Approximately one in four people report a mental health problem each year. This may equate to as many as 500,000 students per year. It is reported that 50% of chronic adult mental illness starts in adolescence, and 75% before the age of 24. As participation in higher education in the United Kingdom has expanded, national trends in mental ill-health among young people have materialised in our student populations.
Independent research commissioned by Universities UK (UUK) from the Institute for Public Policy Research confirmed that over the past 10 years there has been a fivefold increase in the proportion of students who disclose a mental health condition to their institution. Earlier work by the Higher Education Funding Council for England (HEFCE), found that demand for student support services increased by 150% between 2011 and 2015.
Given that the UK Strategy for Outward Student Mobility aims to double the percentage of students undertaking an international placement by 2020, it is likely that some of those students will require assistance on account of a mental health condition at some point before, during or after that placement. It should be noted that even though studying, working or volunteering abroad can be an exciting and culturally rewarding experience, it can also be stressful.
There's a lot of research, including HEFCE's report Understanding provision for students with mental health problems and intensive support needs, to indicate transitions can be particularly difficult. So, what can universities do to support student's wellbeing and mitigate the stresses that come with transitions and going to a new environment?

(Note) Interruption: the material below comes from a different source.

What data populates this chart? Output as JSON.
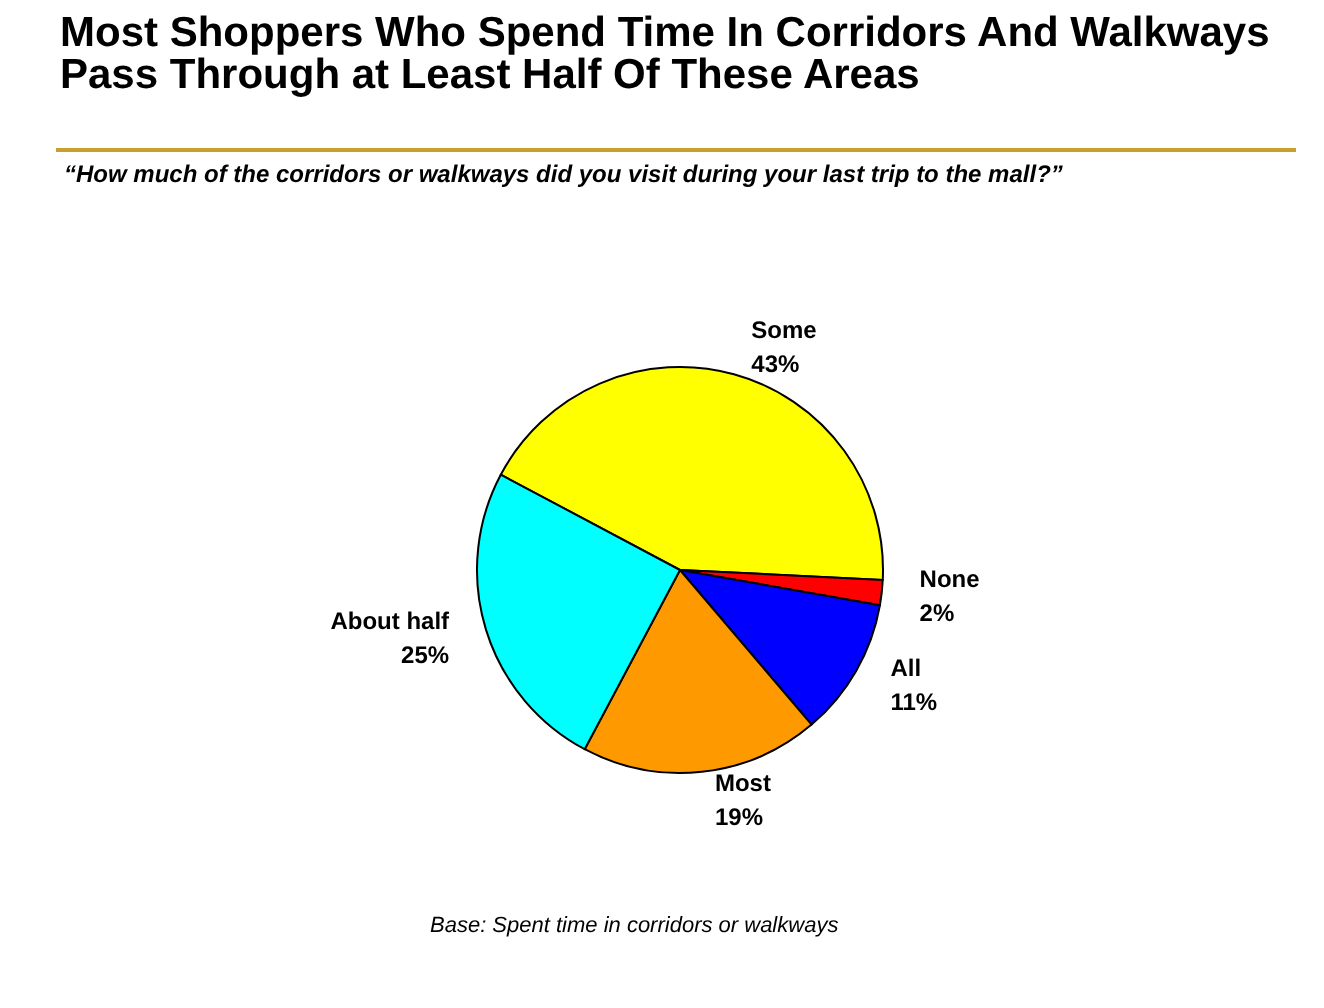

In September 2017, UUK launched the Step Change Framework, encouraging university leaders to take a whole institution approach to mental health, meaning that every part of the university has a role to play when it comes to mental health. I will give a couple of examples of how aspects of this framework are applicable to outward mobility.
It is important to discuss mental health with students, who are interested in spending time abroad. Running a workshop like the University of Edinburgh on how to look after your mental health and wellbeing when overseas is a good way to address the topic early.
In the prevention section of the framework it is recommended to provide learning and tools for self-care and positive mental health. There are several online resources that students can use either in advance, during, or after the placement, which could mitigate some of the difficulties. For example, Student Minds provides some ideas and tips for preparing for the year abroad, as well as blogs from students such as Year Abroad Blues. More generic wellbeing tips can be found on the National Health Service (NHS) or Mind websites, among many others.
Secondly, it is just as important to discuss mental health with the host university (transitions section). Different countries might have differing attitudes towards mental health and counselling, distinct rules on medicines and availability of prescription drugs and how one can access them. Having those conversations early can help ensure effective signposting of support while abroad.
The staff section of the framework highlights the significance of maintaining good mental health for students, yourself, and others affiliated with the programme. Staff members might find themselves in situations where they do not know what is the right thing to say or do. To avoid these situations and enhance confidence when dealing with a potential mental health difficulty, it is worth providing mental health literacy training for mobility staff, mobility ambassadors, and others. More and more universities are providing various training sessions, for example Mental Health First Aid. It is also worth looking at the existing student support services at your institution. There are also free e-resources available for all staff created by Charlie Waller Memorial Trust.
The above tips and more will be discussed during the workshop on mental health at the 'Stand Out: Strategies for Success' the Go International 2018 conference on 10 May. In the meantime, there are many more instances where Step Change Framework is transferable to outward mobility and I would encourage you to have a look and see what is relevant to your institution to ensure that students are best supported from pre-departure through to when they return.